Of course, she had to deliver once given the chance. “Every opportunity I’ve had, it’s because people have seen my work, usually online,” Schwartz says. “But you have to have the work in the first place, and then be able to follow that.”
In that regard, Schwartz using Twitter to get a book deal (actually, two book deals; she’s currently working on a memoir of her early 20s) is not all that different from the way things work today in the music industry. Will Toledo self-released a dozen Car Seat Headrest albums on BandCamp before Matador Records signed him, and by that point, he had built up the talent and enough of a fan base to earn the label’s trust from the get-go. The result: Teens of Denial, one of Paste’s favorite albums of 2016. Schwartz didn’t have quite the same carte blanche for And We’re Off—“they gave me the sort of YA they wanted, and I had never written a book before, so that made sense,” she says—but she still feels total ownership of her finished work. The book takes its inspiration from the trip she took to Europe after her college graduation, and its protagonist, Nora, follows Schwartz through many of the same locations: Ireland, Scotland, Belgium and Italy, to name a few.

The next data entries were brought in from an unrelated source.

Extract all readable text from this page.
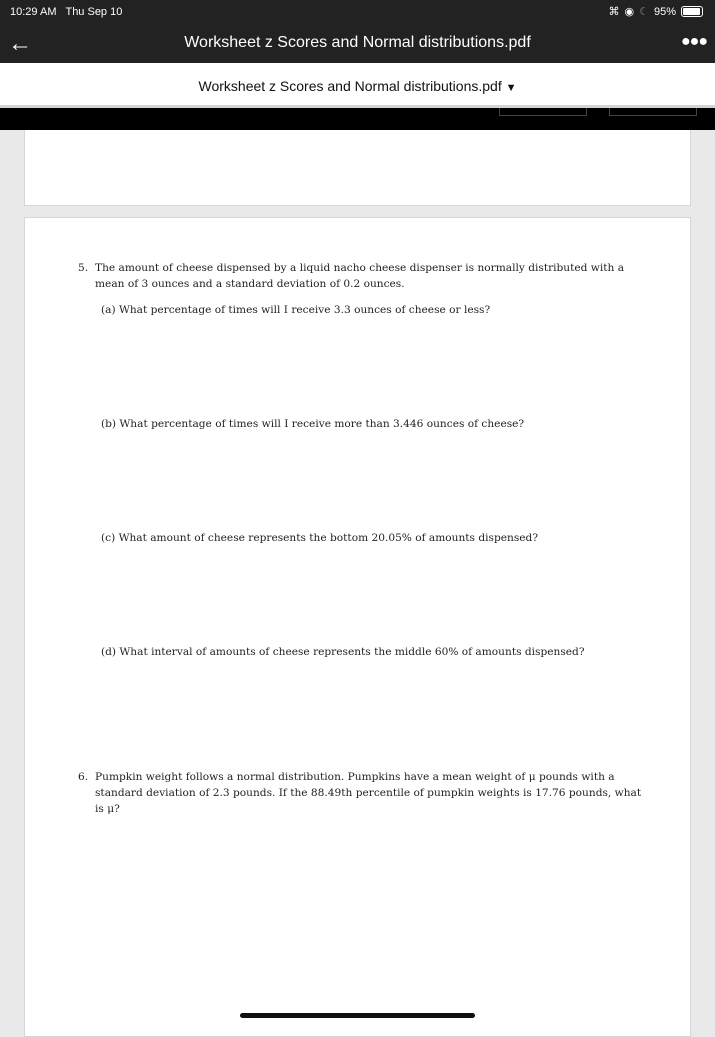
10:29 AM Thu Sep 10	⌘ ◉ ☾ 95%
←	Worksheet z Scores and Normal distributions.pdf	●●●
Worksheet z Scores and Normal distributions.pdf ▼
5. The amount of cheese dispensed by a liquid nacho cheese dispenser is normally distributed with a
mean of 3 ounces and a standard deviation of 0.2 ounces.
(a) What percentage of times will I receive 3.3 ounces of cheese or less?
(b) What percentage of times will I receive more than 3.446 ounces of cheese?
(c) What amount of cheese represents the bottom 20.05% of amounts dispensed?
(d) What interval of amounts of cheese represents the middle 60% of amounts dispensed?
6. Pumpkin weight follows a normal distribution. Pumpkins have a mean weight of μ pounds with a
standard deviation of 2.3 pounds. If the 88.49th percentile of pumpkin weights is 17.76 pounds, what
is μ?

I ask Schwartz which city was her favorite stop on her own trip. “Oh god, I’m obsessed with Edinburgh,” she tells me. “If I could move to Edinburgh tomorrow, I would. But I have a job and a boyfriend and a lease.”
J.K. Rowling loves Edinburgh, too. Not that Schwartz is at Rowling’s level of celebrity, of course. But no matter how hard I try to convince her that she’s at least achieved some level of fame, she downplays it. “I don’t consider myself an online celebrity,” she says.
Followed by the wit that’s carried her from social media to bookshelves: “More people should hit on me and compliment me and try to be my friend.”